Es difícil hablar de democracia sin comprender el papel que juegan las redes sociales como el vehículo más rápido por el que transitan las ideas. La tecnología supone un mundo virtual mucho más igualitario que el de carne y hueso, donde la opinión de una persona influyente tiene el mismo alcance que el de alguien común y corriente.
Así Umberto Eco haya dicho, con la arrogancia propia de un intelectual, que “las redes sociales dan el derecho a hablar a legiones de idiotas”, el debate público vive hoy un permanente conflicto. Sus tensiones, en definitiva, socavan la estructura de lo que hasta hace un par de décadas conocíamos como el orden.

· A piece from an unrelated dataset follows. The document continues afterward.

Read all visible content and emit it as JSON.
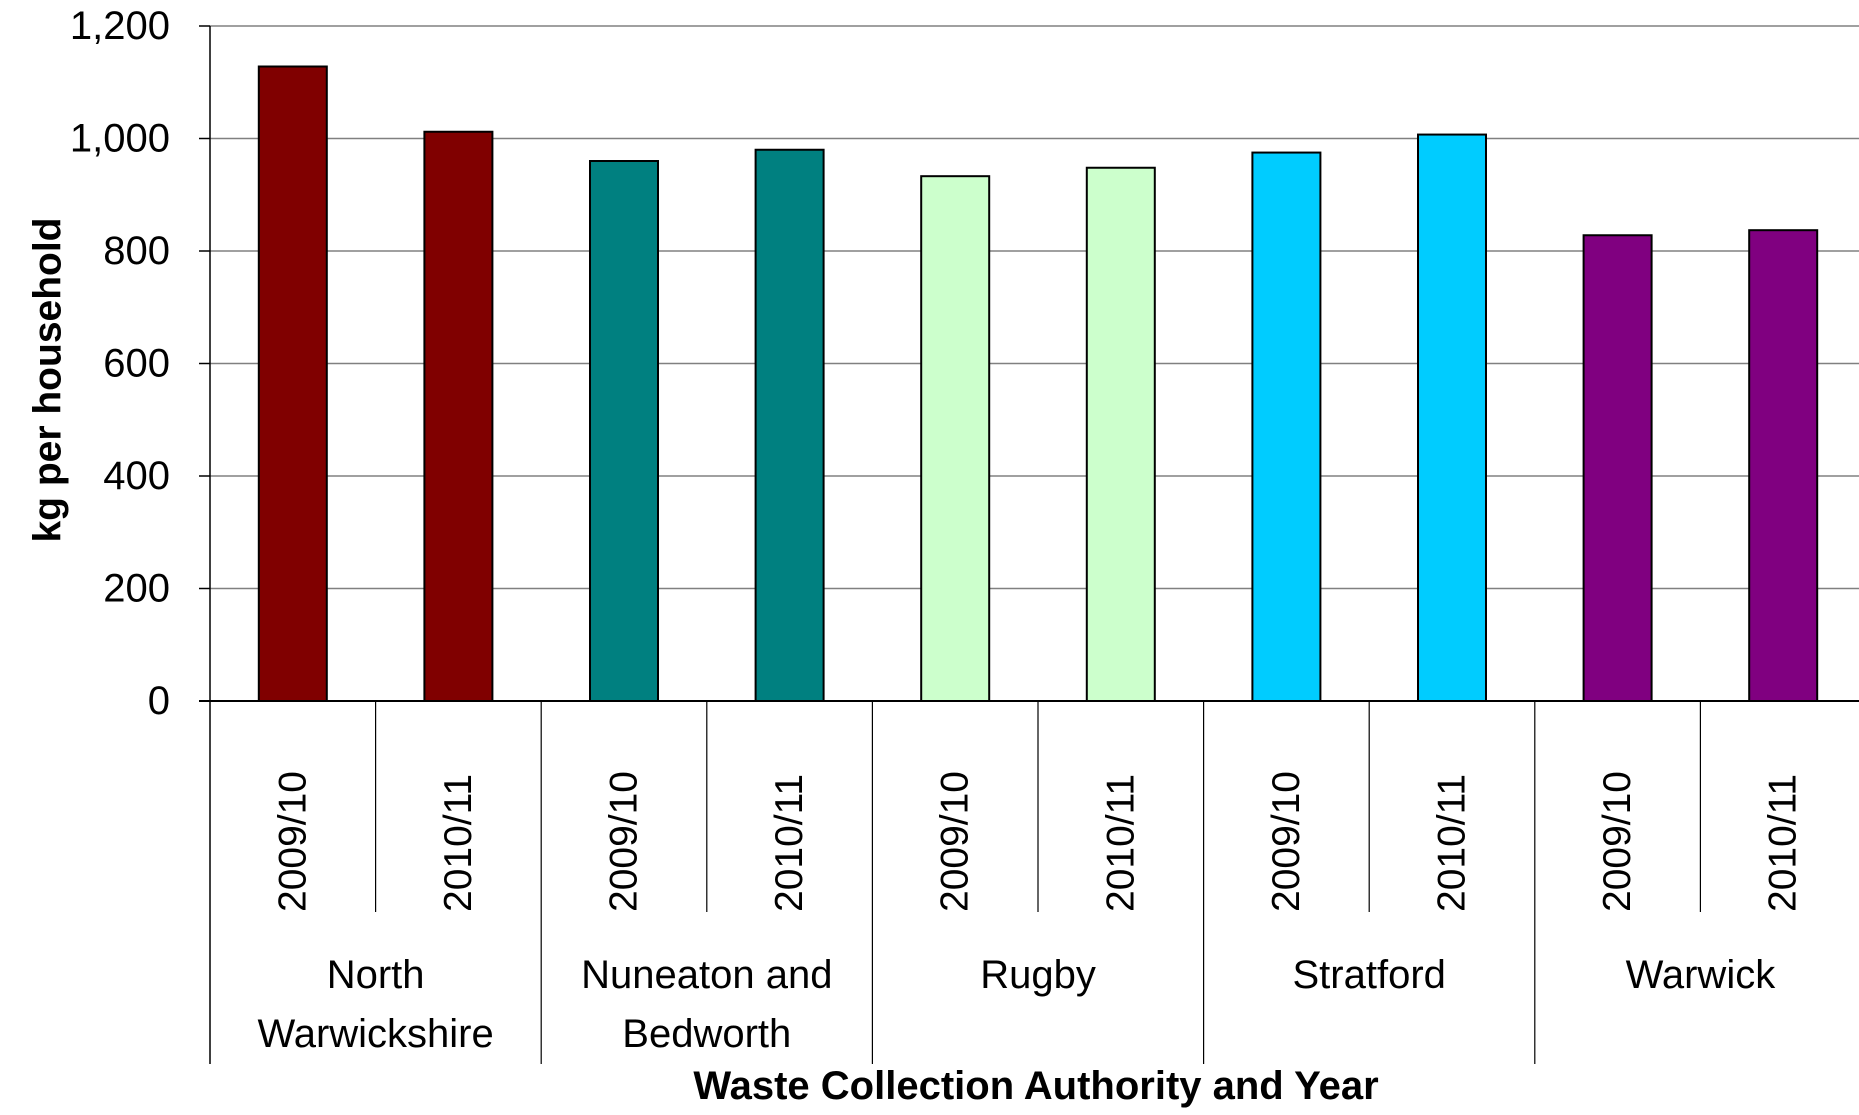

La inmediatez y el volumen infinito de la información no son las únicas características de las plataformas digitales. Quienes estudian su comportamiento y alcance advierten que ‘lo moral’ es un concepto que en las redes está en permanente deconstrucción y que, sobre la base de esta pretendida horizontalidad, el paradigma de las relaciones sociales dejó de ser el de la caridad (ricos sobre pobres) para entrar en el de la dignidad (no importan nuestros esfuerzos, roles en la comunidad o peligrosas contradicciones, pues todo lo que se pinte de exclusión merece reivindicarse).
El sistema democrático ecuatoriano ha querido fortalecer, desde 2018, el valor institucional de la libertad de expresión, deshaciendo el entramado jurídico de la mordaza correísta. Sin embargo, las llamadas Tecnologías de la Comunicación e Información nos han demostrado su capacidad de ampliar el espectro de la denuncia y la opinión. Ahora, las audiencias y públicos, en todos los aspectos, están conectados y movilizados para exigir derechos y plantear nuevas formas de entender la vida. Eso es positivo.

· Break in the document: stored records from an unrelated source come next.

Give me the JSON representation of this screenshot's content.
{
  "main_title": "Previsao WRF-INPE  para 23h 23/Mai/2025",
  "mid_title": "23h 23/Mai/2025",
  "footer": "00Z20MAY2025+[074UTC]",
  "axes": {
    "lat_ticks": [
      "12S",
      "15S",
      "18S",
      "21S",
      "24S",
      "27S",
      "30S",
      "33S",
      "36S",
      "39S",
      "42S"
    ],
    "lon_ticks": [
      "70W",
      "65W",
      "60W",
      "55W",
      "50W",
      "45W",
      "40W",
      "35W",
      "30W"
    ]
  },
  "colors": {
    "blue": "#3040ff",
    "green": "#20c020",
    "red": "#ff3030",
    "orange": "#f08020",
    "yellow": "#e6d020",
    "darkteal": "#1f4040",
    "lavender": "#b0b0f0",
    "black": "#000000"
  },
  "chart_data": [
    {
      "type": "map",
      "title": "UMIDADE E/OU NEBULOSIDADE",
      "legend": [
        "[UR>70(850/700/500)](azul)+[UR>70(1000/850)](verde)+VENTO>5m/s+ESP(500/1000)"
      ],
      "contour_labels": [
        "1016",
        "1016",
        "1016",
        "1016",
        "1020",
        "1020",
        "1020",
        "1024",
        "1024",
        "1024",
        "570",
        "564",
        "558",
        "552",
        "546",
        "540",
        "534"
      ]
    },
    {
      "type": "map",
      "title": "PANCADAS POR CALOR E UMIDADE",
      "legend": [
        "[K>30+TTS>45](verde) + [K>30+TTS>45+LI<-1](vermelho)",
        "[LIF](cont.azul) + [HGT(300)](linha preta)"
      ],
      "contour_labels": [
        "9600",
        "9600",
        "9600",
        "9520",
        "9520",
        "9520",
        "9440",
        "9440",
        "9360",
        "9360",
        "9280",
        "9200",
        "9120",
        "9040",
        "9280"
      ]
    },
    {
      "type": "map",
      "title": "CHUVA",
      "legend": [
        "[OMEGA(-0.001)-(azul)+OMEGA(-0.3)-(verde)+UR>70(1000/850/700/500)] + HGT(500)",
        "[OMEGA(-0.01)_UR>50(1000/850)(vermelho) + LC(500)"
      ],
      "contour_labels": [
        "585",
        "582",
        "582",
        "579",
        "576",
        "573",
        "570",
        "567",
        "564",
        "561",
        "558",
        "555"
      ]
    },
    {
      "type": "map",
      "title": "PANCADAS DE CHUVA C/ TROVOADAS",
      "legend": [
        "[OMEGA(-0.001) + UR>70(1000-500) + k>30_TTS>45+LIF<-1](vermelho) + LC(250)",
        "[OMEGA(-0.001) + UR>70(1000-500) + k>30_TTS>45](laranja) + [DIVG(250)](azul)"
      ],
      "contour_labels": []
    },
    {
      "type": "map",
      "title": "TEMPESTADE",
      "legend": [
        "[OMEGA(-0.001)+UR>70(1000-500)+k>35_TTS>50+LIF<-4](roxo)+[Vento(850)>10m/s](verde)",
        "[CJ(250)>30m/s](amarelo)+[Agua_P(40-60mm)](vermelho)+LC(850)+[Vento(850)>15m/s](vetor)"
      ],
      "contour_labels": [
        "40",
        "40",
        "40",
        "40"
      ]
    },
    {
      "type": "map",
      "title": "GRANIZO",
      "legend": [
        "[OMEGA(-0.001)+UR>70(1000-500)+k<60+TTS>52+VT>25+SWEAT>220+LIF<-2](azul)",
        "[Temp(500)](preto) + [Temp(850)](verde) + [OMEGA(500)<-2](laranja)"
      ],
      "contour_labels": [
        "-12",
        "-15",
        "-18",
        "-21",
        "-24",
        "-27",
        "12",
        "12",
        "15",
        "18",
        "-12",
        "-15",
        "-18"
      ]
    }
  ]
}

Pero esa mutación, donde el ciudadano se ha convertido en un ciberactivista, ha creado comunidades intolerantes y proclives a la censura. Las redes sociales están contaminadas por el fenómeno de la posverdad, donde las opiniones, las emociones y el perfil controversial de quienes las emiten tienen más peso que el valor informativo de lo que se dice.
En la nueva guerra por el relato, las plataformas digitales están perdiendo su esencia de horizontalidad para volver a la sociedad, otra vez, rígida y vertical donde la escala de la nueva pirámide está definida por cómo pensamos, cómo lo decimos así como por la interpretación política que los activistas dan a nuestros valores. Ahora, hasta la gramática tiene que ser destruida.
El periodismo, una de las actividades más sensibles de la convivencia en democracia, se enfrenta a nuevos tribunales de opinión. A los censores de las redes muy poco les importa la trascendencia y experiencia acumulada de los medios que por décadas han servido al país con errores y aciertos. Prácticamente invalidan el hecho de que la política editorial de un diario, una radio o un canal de televisión, es el mejor mecanismo de autorregulación, más allá de cualquier ley o superintendencia.
No es la primera vez que el periodismo se enfrenta a los cambios de una sociedad. Y a los nuevos dueños de la verdad se les demostrará que el activista nunca reemplazará al periodista.